Have to do something about that.

She went back to the Aerie and pawed through the tapes until she found a jump site in London. It was four P.M. there, but she found a hairdresser in Kensington High Street who was available and would do what she wanted
and
for U.S. currency.

She left, two hours later, her shoulder-length, straight brown hair gone, replaced by ash blond hair cut mannishly short. The stylist, a young woman with blue hair and several piercings, asked for Millie's phone number but was told, gently, "Tourist. Going back to the States today."

She then made it true by jumping to Albuquerque and visiting an optician on Eubank and Comanche. She knew the place because of time spent with cousins who'd lived in the adjoining subdivision—not because it was one of Davy's haunts—but she recalled it well enough to jump. She took the precaution of jumping first to the Aerie, to equalize her ears, before jumping to Albuquerque, a mile above sea level.

It was well she'd come west to the mountain time zone. She had to wait a hour for the optician to see her without an appointment and, as the woman insisted on dilating Millie's eyes, she had to sit in the waiting room with her eyes covered before her pupils recovered enough to try the contacts.

They had obviously improved the technology in recent years. The last time she'd tried contacts, in her teens, she'd been unable to insert them without epic struggles, or endure them, once they were in. She'd given up in disgust.

Now, a few blinks, and it was as if they weren't there. She agreed to the doctor's suggestion, continuous-wear disposables, designed to be worn for two weeks, day and night, then thrown away.
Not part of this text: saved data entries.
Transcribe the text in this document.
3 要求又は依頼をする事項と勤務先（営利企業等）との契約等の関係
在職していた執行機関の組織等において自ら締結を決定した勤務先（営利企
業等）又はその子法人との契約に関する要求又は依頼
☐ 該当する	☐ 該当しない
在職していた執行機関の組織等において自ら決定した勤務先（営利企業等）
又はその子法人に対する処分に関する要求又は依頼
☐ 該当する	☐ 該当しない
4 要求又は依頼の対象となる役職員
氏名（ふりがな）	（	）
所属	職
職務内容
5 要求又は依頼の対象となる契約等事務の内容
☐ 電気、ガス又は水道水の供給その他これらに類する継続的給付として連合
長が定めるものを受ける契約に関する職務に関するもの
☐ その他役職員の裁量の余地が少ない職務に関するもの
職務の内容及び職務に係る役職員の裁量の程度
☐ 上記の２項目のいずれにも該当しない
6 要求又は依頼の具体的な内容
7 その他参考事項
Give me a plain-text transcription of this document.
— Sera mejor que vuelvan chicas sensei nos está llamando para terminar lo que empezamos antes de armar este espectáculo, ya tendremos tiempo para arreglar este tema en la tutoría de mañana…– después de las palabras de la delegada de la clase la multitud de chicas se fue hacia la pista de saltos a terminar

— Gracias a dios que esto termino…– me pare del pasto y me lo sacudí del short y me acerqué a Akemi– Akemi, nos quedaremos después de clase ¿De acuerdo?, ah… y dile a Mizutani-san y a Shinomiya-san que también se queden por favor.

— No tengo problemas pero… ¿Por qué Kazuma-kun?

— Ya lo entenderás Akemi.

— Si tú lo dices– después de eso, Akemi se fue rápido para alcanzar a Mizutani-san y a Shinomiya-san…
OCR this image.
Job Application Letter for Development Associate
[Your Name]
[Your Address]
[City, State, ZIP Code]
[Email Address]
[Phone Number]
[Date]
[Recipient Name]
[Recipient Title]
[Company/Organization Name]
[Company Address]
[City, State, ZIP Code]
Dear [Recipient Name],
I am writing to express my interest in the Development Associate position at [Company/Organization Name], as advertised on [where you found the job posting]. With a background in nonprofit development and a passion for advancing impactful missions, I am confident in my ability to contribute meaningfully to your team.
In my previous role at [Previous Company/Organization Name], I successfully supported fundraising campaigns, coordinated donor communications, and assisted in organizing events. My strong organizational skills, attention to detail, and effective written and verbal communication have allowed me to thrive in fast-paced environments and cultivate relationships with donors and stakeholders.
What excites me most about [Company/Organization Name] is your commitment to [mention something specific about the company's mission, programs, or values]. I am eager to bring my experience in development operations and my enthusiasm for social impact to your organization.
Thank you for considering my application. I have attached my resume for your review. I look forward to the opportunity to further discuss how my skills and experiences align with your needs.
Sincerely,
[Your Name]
They were green-tinted and when she looked in the mirror, she didn't recognize herself.

When did I lose so much weight?
The past weeks had taken their toll. She'd noticed the loosening of clothing but, with her long brown hair framing and partially concealing her face, the extent of the change had gone unnoticed. Now, with cheekbones more pronounced and chin sharpened slightly, as well as the changes to hair length, hair and eye color, she looked like someone who
might
be related to Millie Harrison-Rice... but not closely.

Which is both good and bad.

One more level of change, she decided, was needed. Ala Moana shopping center in Honolulu was her next step. She looked up at the sun, shining down through the palm trees, still quite high above the horizon.
I am in a perpetual afternoon.
She shook her head and yawned. She was tired, her internal clock was still set six hours to the east, and though it was four o'clock in Honolulu, it was ten at night in D.C.